PFL vai reavaliar decisão de votar CPMF

O líder do PFL na Câmara, Inocêncio Oliveira, depois da reunião da Executiva do seu partido, afirmou que a sua bancada vai reavaliar a decisão de apoiar a aprovação da CPMF, embora tenha se comprometido pessoalmente pela aprovação da emenda constitucional já na próxima terça-feira. Inocêncio afirma que o partido mudou: "O partido está dividido e se reserva o direito de rever a decisão após o rompimento com o governo". Segundo Inocêncio, existem setores do partido que não vêem motivos para votar a CPMF com tanta rapidez. O deputado José Carlos Aleluia, ligado ao ex-senador Antônio Carlos Magalhães, é um representante desse setor contrário à aprovação da CPMF. "Tenho 20 votos contrários", disse Aleluia, que representa a bancada que foi mais radical na defesa do rompimento do partido com o governo. Outros parlamentares defendem mudanças no texto aprovado em primeiro turno pela Câmara. Há quem proponha que o imposto tenha uma alíquota simbólica para garantir apenas o seu caráter fiscalizatório. Aleluia aposta no atraso da tramitação. "Isso pode levar duas a três semanas, afinal para que pressa?", afirmou. "Pessoalmente a favor"Mais tarde, Inocêncio Oliveira afirmou que, pessoalmente, é a favor da aprovação da CPMF na semana que vem. Admitiu, no entanto, que há uma pressão majoritária no partido pelo adiamento da votação. "Vamos votar a favor, mas vamos discutir a oportunidade de votar", disse ele.
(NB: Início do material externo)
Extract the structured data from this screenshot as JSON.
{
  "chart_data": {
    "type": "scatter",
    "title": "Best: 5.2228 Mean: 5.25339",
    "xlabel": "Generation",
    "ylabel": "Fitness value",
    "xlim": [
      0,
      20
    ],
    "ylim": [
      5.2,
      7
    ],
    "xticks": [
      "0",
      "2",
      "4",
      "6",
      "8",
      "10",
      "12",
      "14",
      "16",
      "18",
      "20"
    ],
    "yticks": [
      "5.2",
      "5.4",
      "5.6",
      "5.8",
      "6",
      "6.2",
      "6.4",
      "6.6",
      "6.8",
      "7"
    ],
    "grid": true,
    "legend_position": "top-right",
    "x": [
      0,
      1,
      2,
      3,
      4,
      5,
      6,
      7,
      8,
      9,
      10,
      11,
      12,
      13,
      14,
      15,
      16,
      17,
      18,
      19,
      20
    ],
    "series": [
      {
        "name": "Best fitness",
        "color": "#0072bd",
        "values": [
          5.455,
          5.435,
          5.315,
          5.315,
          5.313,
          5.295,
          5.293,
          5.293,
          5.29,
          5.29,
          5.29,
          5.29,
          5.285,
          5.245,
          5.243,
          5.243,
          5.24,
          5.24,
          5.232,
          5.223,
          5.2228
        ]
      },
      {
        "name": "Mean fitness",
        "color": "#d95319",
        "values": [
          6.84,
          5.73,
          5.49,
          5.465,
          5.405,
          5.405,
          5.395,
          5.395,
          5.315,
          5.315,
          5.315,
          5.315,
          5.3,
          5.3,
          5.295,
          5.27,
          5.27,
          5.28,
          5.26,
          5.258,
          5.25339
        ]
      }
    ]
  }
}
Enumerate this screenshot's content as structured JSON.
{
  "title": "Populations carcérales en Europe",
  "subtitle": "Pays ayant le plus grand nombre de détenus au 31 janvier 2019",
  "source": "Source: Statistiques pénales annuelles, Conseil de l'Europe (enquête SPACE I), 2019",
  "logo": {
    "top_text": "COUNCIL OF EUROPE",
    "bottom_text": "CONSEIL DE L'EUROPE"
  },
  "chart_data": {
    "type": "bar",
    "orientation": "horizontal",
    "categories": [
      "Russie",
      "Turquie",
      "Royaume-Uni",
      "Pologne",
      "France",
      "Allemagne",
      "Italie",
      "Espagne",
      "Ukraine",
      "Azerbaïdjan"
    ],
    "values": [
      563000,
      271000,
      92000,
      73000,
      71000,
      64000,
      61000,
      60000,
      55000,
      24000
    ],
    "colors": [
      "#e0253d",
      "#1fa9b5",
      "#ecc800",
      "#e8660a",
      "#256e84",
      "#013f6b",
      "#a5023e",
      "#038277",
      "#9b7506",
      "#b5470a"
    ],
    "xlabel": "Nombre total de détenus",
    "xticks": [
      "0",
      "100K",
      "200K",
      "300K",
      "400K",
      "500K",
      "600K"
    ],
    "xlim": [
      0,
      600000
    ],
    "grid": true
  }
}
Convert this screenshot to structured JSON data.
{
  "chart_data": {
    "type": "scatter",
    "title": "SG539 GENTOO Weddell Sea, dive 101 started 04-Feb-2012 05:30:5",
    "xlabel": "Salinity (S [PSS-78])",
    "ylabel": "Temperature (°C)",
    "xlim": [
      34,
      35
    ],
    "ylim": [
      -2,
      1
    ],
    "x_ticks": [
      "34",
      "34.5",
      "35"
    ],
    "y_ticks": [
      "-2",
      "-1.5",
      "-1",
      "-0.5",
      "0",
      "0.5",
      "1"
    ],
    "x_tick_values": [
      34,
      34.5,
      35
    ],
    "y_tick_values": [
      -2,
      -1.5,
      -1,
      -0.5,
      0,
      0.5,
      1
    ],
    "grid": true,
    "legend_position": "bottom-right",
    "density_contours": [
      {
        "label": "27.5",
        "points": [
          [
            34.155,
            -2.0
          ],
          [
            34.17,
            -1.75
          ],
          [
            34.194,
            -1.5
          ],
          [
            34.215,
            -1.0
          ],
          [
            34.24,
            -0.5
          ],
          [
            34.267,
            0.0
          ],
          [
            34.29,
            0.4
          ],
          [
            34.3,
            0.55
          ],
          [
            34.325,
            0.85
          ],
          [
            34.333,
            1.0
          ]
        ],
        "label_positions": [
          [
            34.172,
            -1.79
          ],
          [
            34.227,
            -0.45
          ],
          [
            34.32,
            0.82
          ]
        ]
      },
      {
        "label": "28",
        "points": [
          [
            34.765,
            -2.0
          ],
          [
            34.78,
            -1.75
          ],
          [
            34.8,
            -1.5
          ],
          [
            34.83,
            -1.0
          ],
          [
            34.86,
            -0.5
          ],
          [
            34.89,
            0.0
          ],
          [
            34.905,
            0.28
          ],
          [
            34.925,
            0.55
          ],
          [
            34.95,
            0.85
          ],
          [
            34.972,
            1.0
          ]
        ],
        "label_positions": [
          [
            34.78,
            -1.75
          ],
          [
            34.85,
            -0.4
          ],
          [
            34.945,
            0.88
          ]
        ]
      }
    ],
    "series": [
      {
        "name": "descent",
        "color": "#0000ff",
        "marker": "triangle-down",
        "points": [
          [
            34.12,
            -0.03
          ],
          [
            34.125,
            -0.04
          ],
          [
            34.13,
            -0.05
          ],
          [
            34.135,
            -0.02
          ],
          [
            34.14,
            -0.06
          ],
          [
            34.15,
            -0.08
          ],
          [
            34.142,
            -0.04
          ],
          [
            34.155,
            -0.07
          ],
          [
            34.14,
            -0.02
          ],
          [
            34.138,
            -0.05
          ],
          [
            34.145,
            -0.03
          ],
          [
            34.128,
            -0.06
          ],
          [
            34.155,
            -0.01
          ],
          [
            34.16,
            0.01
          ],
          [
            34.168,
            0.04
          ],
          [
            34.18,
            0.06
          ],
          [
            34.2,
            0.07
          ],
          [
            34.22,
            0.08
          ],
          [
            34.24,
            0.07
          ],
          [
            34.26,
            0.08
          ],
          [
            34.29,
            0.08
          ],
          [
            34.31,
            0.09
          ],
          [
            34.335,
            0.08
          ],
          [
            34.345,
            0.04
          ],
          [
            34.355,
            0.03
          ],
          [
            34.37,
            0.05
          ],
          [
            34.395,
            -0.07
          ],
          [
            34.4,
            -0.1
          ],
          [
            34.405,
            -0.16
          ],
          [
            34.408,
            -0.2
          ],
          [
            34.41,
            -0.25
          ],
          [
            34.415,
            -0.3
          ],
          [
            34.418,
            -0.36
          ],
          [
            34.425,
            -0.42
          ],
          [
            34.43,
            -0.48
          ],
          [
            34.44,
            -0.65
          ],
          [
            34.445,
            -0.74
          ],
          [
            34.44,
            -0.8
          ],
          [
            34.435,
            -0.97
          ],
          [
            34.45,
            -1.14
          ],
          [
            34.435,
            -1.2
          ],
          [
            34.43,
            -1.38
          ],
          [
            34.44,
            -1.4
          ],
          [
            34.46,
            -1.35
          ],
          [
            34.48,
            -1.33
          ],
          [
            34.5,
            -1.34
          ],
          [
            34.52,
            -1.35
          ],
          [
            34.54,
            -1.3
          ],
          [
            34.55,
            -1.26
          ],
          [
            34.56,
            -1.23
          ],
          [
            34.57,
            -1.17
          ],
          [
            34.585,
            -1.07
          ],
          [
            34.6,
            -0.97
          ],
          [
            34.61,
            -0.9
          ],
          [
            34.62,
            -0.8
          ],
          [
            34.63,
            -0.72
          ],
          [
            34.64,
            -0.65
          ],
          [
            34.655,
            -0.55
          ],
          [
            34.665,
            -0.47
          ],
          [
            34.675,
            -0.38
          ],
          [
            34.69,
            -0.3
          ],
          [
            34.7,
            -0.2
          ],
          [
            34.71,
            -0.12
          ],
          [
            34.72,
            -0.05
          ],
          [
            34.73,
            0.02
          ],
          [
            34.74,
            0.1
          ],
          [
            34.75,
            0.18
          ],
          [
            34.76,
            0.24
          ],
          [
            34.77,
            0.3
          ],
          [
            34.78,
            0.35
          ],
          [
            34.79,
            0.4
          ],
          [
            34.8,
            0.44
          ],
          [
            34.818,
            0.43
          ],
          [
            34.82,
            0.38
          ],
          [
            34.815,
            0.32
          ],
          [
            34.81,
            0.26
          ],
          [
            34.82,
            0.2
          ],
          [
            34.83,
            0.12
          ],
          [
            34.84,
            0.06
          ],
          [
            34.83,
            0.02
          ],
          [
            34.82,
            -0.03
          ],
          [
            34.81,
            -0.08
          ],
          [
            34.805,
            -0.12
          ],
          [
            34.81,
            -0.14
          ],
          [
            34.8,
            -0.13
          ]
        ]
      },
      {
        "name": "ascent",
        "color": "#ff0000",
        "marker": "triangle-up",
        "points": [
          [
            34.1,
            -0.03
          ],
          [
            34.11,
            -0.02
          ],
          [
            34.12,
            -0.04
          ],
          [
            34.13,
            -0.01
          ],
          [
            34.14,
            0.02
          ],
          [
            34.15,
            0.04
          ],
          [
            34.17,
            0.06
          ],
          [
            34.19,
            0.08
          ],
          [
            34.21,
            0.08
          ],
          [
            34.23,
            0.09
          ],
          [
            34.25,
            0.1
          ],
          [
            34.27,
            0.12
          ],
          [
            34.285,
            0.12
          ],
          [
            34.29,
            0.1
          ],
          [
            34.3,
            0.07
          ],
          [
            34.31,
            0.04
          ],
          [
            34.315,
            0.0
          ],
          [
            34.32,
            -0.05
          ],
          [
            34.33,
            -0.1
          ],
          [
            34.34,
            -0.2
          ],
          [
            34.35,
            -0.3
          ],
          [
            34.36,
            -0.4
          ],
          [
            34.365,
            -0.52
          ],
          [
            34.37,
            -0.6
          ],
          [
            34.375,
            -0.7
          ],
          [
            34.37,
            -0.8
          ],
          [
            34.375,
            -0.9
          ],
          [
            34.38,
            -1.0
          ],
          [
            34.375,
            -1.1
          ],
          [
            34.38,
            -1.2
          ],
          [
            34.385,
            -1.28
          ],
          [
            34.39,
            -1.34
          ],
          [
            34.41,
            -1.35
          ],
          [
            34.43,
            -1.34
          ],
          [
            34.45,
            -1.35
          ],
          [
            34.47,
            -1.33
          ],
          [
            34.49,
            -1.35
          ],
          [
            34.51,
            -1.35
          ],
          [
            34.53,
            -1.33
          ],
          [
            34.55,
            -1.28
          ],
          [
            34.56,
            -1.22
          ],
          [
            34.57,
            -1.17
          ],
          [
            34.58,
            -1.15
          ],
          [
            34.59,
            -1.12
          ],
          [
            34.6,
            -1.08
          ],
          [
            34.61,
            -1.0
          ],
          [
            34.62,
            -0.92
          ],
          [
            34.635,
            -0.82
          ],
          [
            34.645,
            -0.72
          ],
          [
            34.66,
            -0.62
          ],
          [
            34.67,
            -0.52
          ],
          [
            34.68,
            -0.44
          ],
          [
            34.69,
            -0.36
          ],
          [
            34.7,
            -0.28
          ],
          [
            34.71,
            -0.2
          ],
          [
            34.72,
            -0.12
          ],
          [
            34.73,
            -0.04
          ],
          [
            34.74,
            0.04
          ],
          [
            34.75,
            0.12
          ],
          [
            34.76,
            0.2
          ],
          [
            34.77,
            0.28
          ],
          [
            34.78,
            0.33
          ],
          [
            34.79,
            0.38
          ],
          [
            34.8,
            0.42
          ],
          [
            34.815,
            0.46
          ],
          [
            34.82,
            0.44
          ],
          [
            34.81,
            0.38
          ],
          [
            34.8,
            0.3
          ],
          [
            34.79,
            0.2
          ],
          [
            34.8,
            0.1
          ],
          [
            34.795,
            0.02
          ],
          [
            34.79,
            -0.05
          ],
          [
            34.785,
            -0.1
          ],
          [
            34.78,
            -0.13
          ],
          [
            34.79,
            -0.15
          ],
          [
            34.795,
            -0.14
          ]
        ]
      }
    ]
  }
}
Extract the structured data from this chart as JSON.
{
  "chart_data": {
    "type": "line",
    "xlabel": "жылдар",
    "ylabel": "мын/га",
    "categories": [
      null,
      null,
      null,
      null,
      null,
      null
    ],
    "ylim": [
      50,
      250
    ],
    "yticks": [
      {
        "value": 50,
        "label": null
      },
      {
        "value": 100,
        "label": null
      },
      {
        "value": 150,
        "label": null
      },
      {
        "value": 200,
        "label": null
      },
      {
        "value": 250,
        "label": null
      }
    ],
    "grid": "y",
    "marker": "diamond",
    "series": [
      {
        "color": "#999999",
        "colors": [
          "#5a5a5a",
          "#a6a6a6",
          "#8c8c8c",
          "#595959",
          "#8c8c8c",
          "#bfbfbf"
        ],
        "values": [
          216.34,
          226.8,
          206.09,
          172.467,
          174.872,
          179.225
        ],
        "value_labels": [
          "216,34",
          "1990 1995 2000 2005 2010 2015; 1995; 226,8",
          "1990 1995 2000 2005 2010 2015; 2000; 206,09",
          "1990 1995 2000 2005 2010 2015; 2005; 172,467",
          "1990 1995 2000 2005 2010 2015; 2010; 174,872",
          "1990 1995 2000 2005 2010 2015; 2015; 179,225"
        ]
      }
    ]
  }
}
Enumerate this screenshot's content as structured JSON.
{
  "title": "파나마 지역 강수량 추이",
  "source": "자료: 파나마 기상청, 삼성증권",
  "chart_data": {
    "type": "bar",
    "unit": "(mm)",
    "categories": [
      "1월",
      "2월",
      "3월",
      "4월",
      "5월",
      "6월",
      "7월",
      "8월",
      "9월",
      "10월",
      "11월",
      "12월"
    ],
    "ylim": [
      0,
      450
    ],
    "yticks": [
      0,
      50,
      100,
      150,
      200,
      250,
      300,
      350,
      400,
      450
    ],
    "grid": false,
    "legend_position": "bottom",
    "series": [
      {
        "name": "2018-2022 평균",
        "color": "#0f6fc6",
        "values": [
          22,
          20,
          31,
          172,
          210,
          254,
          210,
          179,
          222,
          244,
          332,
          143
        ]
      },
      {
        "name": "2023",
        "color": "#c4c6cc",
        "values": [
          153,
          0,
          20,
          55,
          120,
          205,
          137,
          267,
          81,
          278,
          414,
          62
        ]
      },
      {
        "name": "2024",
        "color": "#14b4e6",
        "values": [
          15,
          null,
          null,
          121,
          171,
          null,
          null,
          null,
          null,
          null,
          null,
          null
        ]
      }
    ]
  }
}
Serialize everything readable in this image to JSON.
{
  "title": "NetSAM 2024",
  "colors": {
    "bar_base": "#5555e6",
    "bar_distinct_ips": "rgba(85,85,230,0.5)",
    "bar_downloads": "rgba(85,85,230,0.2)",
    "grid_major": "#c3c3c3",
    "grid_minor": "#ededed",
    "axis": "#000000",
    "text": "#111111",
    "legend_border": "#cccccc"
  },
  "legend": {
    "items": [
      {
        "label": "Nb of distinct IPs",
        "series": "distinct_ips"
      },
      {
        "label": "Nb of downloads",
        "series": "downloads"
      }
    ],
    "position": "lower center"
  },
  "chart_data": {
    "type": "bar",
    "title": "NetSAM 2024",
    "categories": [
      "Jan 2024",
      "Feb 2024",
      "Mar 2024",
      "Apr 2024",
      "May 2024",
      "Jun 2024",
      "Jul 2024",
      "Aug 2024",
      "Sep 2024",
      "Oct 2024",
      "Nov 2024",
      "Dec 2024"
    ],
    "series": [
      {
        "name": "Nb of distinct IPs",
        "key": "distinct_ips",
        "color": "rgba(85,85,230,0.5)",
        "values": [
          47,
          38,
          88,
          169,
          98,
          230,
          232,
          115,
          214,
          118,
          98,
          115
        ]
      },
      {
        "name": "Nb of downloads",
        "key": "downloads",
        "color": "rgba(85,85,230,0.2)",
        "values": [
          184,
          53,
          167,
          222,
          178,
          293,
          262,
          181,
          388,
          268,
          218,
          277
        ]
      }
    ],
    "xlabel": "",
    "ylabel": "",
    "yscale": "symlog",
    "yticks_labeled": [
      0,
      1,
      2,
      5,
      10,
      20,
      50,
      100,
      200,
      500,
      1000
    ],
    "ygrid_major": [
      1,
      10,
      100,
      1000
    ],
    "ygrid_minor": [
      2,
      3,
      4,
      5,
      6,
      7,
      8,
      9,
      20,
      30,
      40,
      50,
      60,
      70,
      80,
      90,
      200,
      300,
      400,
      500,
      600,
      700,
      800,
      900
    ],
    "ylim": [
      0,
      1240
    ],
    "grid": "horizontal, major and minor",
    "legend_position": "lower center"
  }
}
Inocêncio declarou que, na reunião da próxima terça-feira, quando a bancada irá definir sua posição em relação à CPMF, o presidente do partido, Jorge Bornhausen, estará presente para orientar os parlamentares quanto à melhor oportunidade para o partido comparecer ao plenário e colaborar com o governo. O líder ressaltou que o partido se apoiará em pesquisas de opinião pública para saber o que a sociedade pensa sobre o assunto. Ele informou que o vice-presidente Marco Maciel também é favorável à votação imediata da proposta de emenda constitucional CPMF. Na sua opinião, neste momento o partido vive um dilema de romper com o governo numa semana e votar a favor do governo na seguinte. Admitiu ainda que se a bancada decidir-se por não votar a CPMF na próxima semana, a aprovação da emenda poderá ser protelada por até três semanas. Isto ocorreria porque na semana seguinte serão realizadas as festas da Páscoa, período em que a maior parte dos deputados se deslocam para suas bases eleitorais.